Persistent villi hypoperfusion explains intramucosal acidosis in sheep endotoxemia

Objective: To test the hypothesis that persistent villi hypoperfusion explains intramucosal acidosis after endotoxemic shock resuscitation. Design: Controlled experimental study. Setting: University-based research laboratory. Subjects: A total of 14 anesthetized, mechanically ventilated sheep. Interventions: Sheep were randomly assigned to endotoxin (n = 7) or control groups (n = 7). The endotoxin group received 5 mu g/kg endotoxin, followed by 4 mu g.kg(-1).hr(-1) for 150 mins. After 60 mins of shock, hydroxyethylstarch resuscitation was given to normalize oxygen transport for an additional 90 mins. Measurements and Main Results: Endotoxin infusion decreased mean arterial blood pressure, cardiac output, and superior mesenteric artery blood flow (96 +/- 10 vs. 51 +/- 20 mm Hg, 145 +/- 30 vs. 90 +/- 30 mL.min(-1).kg(-1), and 643 +/- 203 vs. 317 +/- 93 mL.min(-1).kg(-1), respectively; p < .05 vs. basal), whereas it increased intramucosal-arterial Pco(2) (Delta Pco(2)) and arterial lactate (3 +/- 3 vs. 14 +/- 8 mm Hg, and 1.5 +/- 0.5 vs. 3.7 +/- 1.3 mmol/L; p < .05). Sublingual, and serosal and mucosal intestinal microvascular flow indexes, and the percentage of perfused ileal villi were reduced (3.0 +/- 0.1 vs. 2.3 +/- 0.4, 3.2 +/- 0.2 vs. 2.4 +/- 0.6, 3.0 +/- 0.0 vs. 2.0 +/- 0.2, and 98% +/- 3% Vs. 76% +/- 10%; p < .05).

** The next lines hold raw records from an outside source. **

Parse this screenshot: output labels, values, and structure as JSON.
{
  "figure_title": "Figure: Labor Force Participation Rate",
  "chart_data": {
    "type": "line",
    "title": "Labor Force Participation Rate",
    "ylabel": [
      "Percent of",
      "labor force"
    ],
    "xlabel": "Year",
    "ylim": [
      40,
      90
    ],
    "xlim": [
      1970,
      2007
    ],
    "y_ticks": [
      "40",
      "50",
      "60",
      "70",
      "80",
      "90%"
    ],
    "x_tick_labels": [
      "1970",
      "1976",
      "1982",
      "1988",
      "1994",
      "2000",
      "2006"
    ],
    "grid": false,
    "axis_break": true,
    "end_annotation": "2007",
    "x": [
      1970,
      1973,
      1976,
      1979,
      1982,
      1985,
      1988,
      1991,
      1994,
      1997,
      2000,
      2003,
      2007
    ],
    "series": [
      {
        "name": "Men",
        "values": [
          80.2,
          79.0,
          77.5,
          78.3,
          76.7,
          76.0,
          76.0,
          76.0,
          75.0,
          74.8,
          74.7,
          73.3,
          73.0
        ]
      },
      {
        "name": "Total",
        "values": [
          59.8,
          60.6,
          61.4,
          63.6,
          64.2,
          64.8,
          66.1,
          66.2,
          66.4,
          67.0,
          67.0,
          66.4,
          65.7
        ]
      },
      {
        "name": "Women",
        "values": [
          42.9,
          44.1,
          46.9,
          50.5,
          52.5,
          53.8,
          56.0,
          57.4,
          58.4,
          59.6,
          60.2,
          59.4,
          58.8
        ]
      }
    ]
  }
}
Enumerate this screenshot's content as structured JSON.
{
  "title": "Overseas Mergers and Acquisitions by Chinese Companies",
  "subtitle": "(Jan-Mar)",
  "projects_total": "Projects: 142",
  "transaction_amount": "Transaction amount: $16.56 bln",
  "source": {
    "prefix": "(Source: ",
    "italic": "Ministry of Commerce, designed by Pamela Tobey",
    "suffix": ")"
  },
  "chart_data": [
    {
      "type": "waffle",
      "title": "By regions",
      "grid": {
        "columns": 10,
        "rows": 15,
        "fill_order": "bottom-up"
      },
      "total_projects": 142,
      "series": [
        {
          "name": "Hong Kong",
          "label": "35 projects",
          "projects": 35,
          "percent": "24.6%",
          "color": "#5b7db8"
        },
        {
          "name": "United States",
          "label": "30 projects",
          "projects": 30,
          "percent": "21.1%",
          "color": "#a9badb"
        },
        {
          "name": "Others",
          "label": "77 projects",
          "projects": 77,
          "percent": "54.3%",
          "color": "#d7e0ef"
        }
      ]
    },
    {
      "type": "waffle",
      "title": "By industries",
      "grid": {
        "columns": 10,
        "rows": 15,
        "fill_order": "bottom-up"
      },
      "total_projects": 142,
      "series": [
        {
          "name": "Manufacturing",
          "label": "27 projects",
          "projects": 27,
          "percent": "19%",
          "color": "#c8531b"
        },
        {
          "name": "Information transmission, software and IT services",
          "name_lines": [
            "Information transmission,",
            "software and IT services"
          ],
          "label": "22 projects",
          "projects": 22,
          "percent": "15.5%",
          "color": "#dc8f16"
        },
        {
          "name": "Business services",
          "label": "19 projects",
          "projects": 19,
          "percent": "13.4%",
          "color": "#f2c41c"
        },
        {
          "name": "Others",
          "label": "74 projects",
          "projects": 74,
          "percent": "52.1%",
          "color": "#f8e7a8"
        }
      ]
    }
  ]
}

Resuscitation normalized mean arterial blood pressure (92 +/- 13 mm Hg), cardiac output (165 +/- 32 mL.min(-1).kg(-1) superior mesenteric artery blood flow (683 +/- 192 mL.min(-1).kg(-1) and sublingual and serosal intestinal microvascular flow indexes (2.8 +/- 0.5 and 3.5 +/- 0.7). Nevertheless, Delta Pco(2), lactate, mucosal intestinal microvascular flow indexes, and percentage of perfused ileal villi remained altered (10 +/- 6 mm Hg, 3.7 +/- 0.9 mmol/L, 2.3 +/- 0.4, and 78% +/- 11%; p < .05). Conclusions: In this model of endotoxemia, fluid resuscitation corrected both serosal intestinal and sublingual microcirculation but was unable to restore intestinal mucosal perfusion. Intramucosal acidosis might be due to persistent villi hypoperfusion.